I write all of this primarily for younger actors (as I do with most acting related things in this column). The best way to alienate a “big” actor when you meet them is to immediately and relentlessly stick yourself up their ass. Personally, I like to say hello, introduce myself, tell them who I am playing, and let them know I look forward to working with them. That’s it. When I show up to set, I watch them work. I pay particular attention to how they interact with cast and crew and try to get a read on who they are as a person and what their desired boundaries are (do they embrace the selfie or it’s a nuisance?). I’ve heard many terrible firsthand stories about a lot of actors that I admire a lot which I won’t repeat because they aren’t my stories to share. I could tell you that Tim Allen was a total dick when I worked with him, but why would you care? I’d rather tell positive stories, for the most part.

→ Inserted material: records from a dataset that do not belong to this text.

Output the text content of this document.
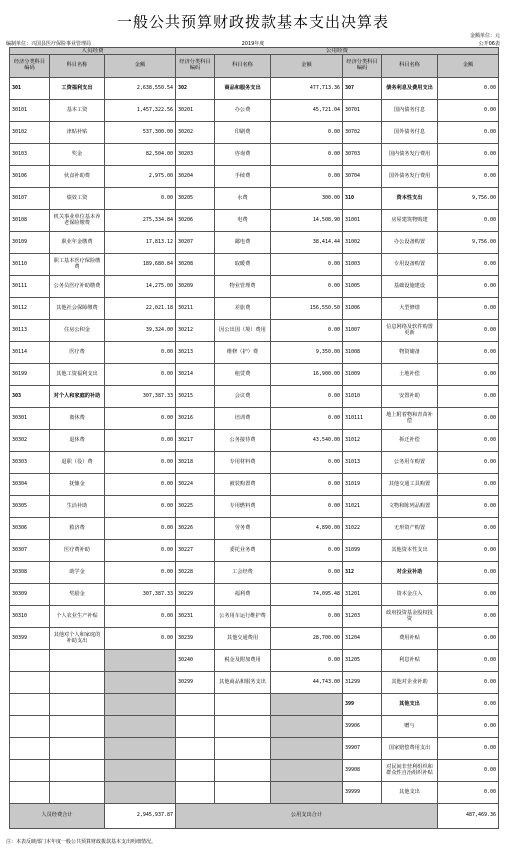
一般公共预算财政拨款基本支出决算表
金额单位：元
编制单位：兴国县医疗保险事业管理局	2019年度	公开06表
人员经费			公用经费					
经济分类科目编码	科目名称	金额	经济分类科目编码	科目名称	金额	经济分类科目编码	科目名称	金额
301	工资福利支出	2,638,550.54	302	商品和服务支出	477,713.36	307	债务利息及费用支出	0.00
30101	基本工资	1,457,322.56	30201	办公费	45,721.04	30701	国内债务付息	0.00
30102	津贴补贴	537,300.00	30202	印刷费	0.00	30702	国外债务付息	0.00
30103	奖金	82,504.00	30203	咨询费	0.00	30703	国内债务发行费用	0.00
30106	伙食补助费	2,975.00	30204	手续费	0.00	30704	国外债务发行费用	0.00
30107	绩效工资	0.00	30205	水费	300.00	310	资本性支出	9,756.00
30108	机关事业单位基本养老保险缴费	275,334.84	30206	电费	14,508.90	31001	房屋建筑物购建	0.00
30109	职业年金缴费	17,813.12	30207	邮电费	38,414.44	31002	办公设备购置	9,756.00
30110	职工基本医疗保险缴费	189,680.84	30208	取暖费	0.00	31003	专用设备购置	0.00
30111	公务员医疗补助缴费	14,275.00	30209	物业管理费	0.00	31005	基础设施建设	0.00
30112	其他社会保障缴费	22,021.18	30211	差旅费	156,550.50	31006	大型修缮	0.00
30113	住房公积金	39,324.00	30212	因公出国（境）费用	0.00	31007	信息网络及软件购置更新	0.00
30114	医疗费	0.00	30213	维修（护）费	9,350.00	31008	物资储备	0.00
30199	其他工资福利支出	0.00	30214	租赁费	16,900.00	31009	土地补偿	0.00
303	对个人和家庭的补助	307,387.33	30215	会议费	0.00	31010	安置补助	0.00
30301	离休费	0.00	30216	培训费	0.00	310111	地上附着物和青苗补偿	0.00
30302	退休费	0.00	30217	公务接待费	43,540.00	31012	拆迁补偿	0.00
30303	退职（役）费	0.00	30218	专用材料费	0.00	31013	公务用车购置	0.00
30304	抚恤金	0.00	30224	被装购置费	0.00	31019	其他交通工具购置	0.00
30305	生活补助	0.00	30225	专用燃料费	0.00	31021	文物和陈列品购置	0.00
30306	救济费	0.00	30226	劳务费	4,890.00	31022	无形资产购置	0.00
30307	医疗费补助	0.00	30227	委托业务费	0.00	31099	其他资本性支出	0.00
30308	助学金	0.00	30228	工会经费	0.00	312	对企业补助	0.00
30309	奖励金	307,387.33	30229	福利费	74,095.48	31201	资本金注入	0.00
30310	个人农业生产补贴	0.00	30231	公务用车运行维护费	0.00	31203	政府投资基金股权投资	0.00
30399	其他对个人和家庭的补助支出	0.00	30239	其他交通费用	28,700.00	31204	费用补贴	0.00
			30240	税金及附加费用	0.00	31205	利息补贴	0.00
			30299	其他商品和服务支出	44,743.00	31299	其他对企业补助	0.00
						399	其他支出	0.00
						39906	赠与	0.00
						39907	国家赔偿费用支出	0.00
						39908	对民间非营利组织和群众性自治组织补贴	0.00
						39999	其他支出	0.00
人员经费合计		2,945,937.87	公用支出合计					487,469.36
注：本表反映部门本年度一般公共预算财政拨款基本支出明细情况。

Once I had sussed out Joey Pants from a distance, and felt like I had a pretty good read on who he was as a man, I had a couple of opportunities to ask him about his career. When he wasn’t working or busy, he would say, “Go ahead, ask me. Now is good time.” He was more than happy to share stories and break balls and have his balls broken. A bit of what he shared with me was quite vulnerable and personal. And a lot was extremely entertaining: stories he had likely honed by telling them over and over through the years in that unmistakable voice and rhythm that I have been listening to my whole life.
I guess my point is that if you want to have a good experience with the “big stars”, you have a responsibility in that. Don’t treat them like stars. Treat them like co-workers, like people, like family. You’re on set, not at a Fan Expo. Conduct yourself like a professional.

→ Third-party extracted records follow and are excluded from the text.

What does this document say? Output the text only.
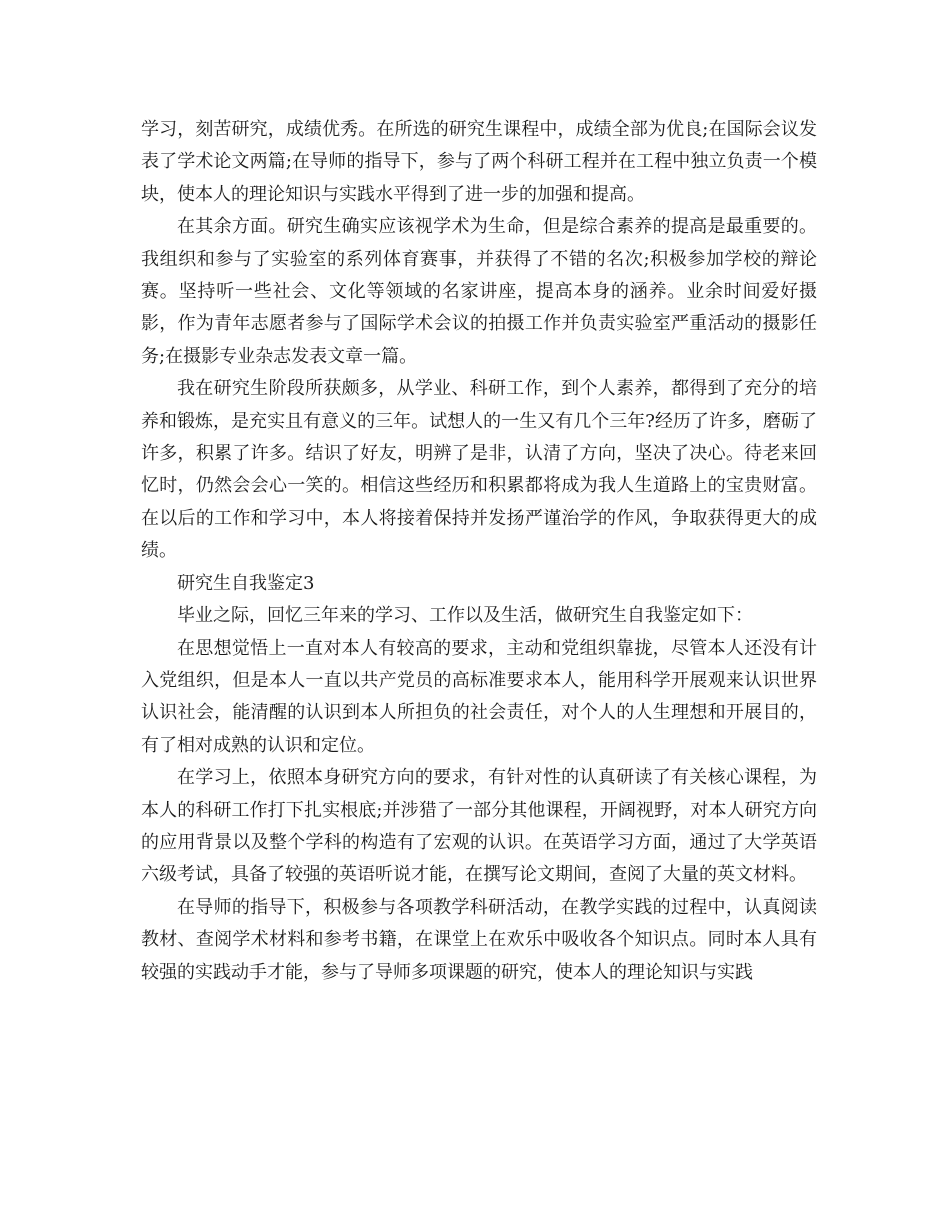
学习，刻苦研究，成绩优秀。在所选的研究生课程中，成绩全部为优良;在国际会议发表了学术论文两篇;在导师的指导下，参与了两个科研工程并在工程中独立负责一个模块，使本人的理论知识与实践水平得到了进一步的加强和提高。

在其余方面。研究生确实应该视学术为生命，但是综合素养的提高是最重要的。我组织和参与了实验室的系列体育赛事，并获得了不错的名次;积极参加学校的辩论赛。坚持听一些社会、文化等领域的名家讲座，提高本身的涵养。业余时间爱好摄影，作为青年志愿者参与了国际学术会议的拍摄工作并负责实验室严重活动的摄影任务;在摄影专业杂志发表文章一篇。

我在研究生阶段所获颇多，从学业、科研工作，到个人素养，都得到了充分的培养和锻炼，是充实且有意义的三年。试想人的一生又有几个三年?经历了许多，磨砺了许多，积累了许多。结识了好友，明辨了是非，认清了方向，坚决了决心。待老来回忆时，仍然会会心一笑的。相信这些经历和积累都将成为我人生道路上的宝贵财富。在以后的工作和学习中，本人将接着保持并发扬严谨治学的作风，争取获得更大的成绩。

研究生自我鉴定3

毕业之际，回忆三年来的学习、工作以及生活，做研究生自我鉴定如下：

在思想觉悟上一直对本人有较高的要求，主动和党组织靠拢，尽管本人还没有计入党组织，但是本人一直以共产党员的高标准要求本人，能用科学开展观来认识世界认识社会，能清醒的认识到本人所担负的社会责任，对个人的人生理想和开展目的，有了相对成熟的认识和定位。

在学习上，依照本身研究方向的要求，有针对性的认真研读了有关核心课程，为本人的科研工作打下扎实根底;并涉猎了一部分其他课程，开阔视野，对本人研究方向的应用背景以及整个学科的构造有了宏观的认识。在英语学习方面，通过了大学英语六级考试，具备了较强的英语听说才能，在撰写论文期间，查阅了大量的英文材料。

在导师的指导下，积极参与各项教学科研活动，在教学实践的过程中，认真阅读教材、查阅学术材料和参考书籍，在课堂上在欢乐中吸收各个知识点。同时本人具有较强的实践动手才能，参与了导师多项课题的研究，使本人的理论知识与实践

An example of why: we were shooting my coverage of a scene which was one of the most poignant moments in the film and after the first take Joe said, “Print that one, moving on” (which is usually what a director yells when he is happy with a take). Joe meant it as a compliment. I had felt good about the take, absolutely, but thought I would do another just to see. Joey says to me, “What are you, fucking nuts? That was beautiful. You don’t want to give them OPTIONS.” He was looking out for me and my performance. I’ve been doing this shit for thirty years now and I can state that, with very few exceptions, if you take care of the actors that you are working with no matter how “big” or “small” they are, they will take care of you. At the end of the day, we are all just here to do our jobs. It’s all about the work. Celebrity is just a bullshit byproduct of it.
10. Truth Corner
11. Interesting bit of trivia: the emoji for thank you hands in English is the same as the Italian one for “What The Fuck Is The Matter With You.”
12. Top 5 Favourite Times Joey Pants broke balls on set this week:
5. After my phone (which was on silent) beeped during a take-
Why do you even have a phone? Nobody likes you. Do yourself a favour and save 80 bucks a month.
4. To Ken Cancellara (writer of the book that the film is based on and who is from Acerenza, where we are shooting)-
Hey, Ken. I saw the poster that says we are shooting here in town last night. It’s everywhere. What I want to know is how come your fucking picture is bigger than ours?
3. To Mario Scenna, who coughed during a take-
Mario, do me a favour. Next time you feel a cough coming during a take, kill yourself.
2. To Scott McClellan (on his birthday, very early in the day)-
Yeah, Yeah. We know. It’s your birthday. We ate the cake already.
1. Sitting between myself and Kevin Hanchard. I tell him has something small in his nose and pick it out for him (I have had an infected hangnail for a couple days).
Joe- I hope that’s not your infected finger.
Me- It probably is now.
Joe turns to Kevin- See? This is what happens when you’re nice to the extras. They want to move in with you, all of a sudden.